Глава 4: Стрела Лекарство И Плата
Норин схватил посох и, думая об огне, ударил им по земле. Из красного камня вырвалась огромная огненная волна, которая мгновенно спалила волчат и самого тролля, оставив лишь кучку пепла. Гномы и маги радостно закричали, но их ликование длилось недолго. Стрела "Солантора", чья тёмная магия была смертельной, вонзилась в ногу Норина. Он пошатнулся и рухнул на землю, чувствуя, как яд начинает разъедать его тело.

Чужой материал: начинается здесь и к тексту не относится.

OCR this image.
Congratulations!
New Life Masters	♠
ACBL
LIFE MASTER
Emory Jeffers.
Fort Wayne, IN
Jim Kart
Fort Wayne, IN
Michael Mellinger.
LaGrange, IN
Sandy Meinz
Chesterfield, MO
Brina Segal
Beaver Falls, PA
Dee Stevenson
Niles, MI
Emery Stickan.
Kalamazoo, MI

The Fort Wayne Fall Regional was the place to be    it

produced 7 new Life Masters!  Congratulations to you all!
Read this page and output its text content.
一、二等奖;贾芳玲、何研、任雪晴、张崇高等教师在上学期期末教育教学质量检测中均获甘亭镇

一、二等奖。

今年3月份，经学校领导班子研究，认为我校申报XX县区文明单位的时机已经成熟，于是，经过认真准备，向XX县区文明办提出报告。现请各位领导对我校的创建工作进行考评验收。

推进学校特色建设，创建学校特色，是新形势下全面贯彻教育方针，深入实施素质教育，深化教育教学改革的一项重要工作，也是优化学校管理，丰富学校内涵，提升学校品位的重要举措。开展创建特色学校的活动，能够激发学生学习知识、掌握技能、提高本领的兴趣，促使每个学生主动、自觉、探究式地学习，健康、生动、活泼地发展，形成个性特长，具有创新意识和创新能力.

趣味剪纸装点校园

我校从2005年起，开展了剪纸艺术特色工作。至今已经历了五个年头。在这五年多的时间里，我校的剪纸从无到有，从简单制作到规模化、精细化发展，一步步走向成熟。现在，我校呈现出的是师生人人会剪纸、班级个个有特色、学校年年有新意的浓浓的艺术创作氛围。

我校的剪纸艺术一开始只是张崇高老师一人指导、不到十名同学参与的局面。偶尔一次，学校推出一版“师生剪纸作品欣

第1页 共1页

Брэндон, чья улыбка тут же исчезла, подбежал и оттащил Норина за дерево. Он начал читать заклинание на Злобной Повести: "Se-mir-ar, se-sen-us, se-per-or mok-in per zin-em, se-pek-or dor-us per par-on gol-em Solantoré". Это было заклинание, призванное замедлить действие яда. Созо, стоявший рядом, спросил громким, воинственным голосом: "Он выживет? Сколько ему осталось?"
Брэндон, не отрывая взгляда от Норина, ответил: "С моим заклинанием я продлил ему жизнь ровно на месяц, а так ему осталось не более двух месяцев". Норин, лёжа на земле, слышал их слова, но его мысли были далеко — с Ророй, Лирой и Зороем, которых он, возможно, больше никогда не увидит.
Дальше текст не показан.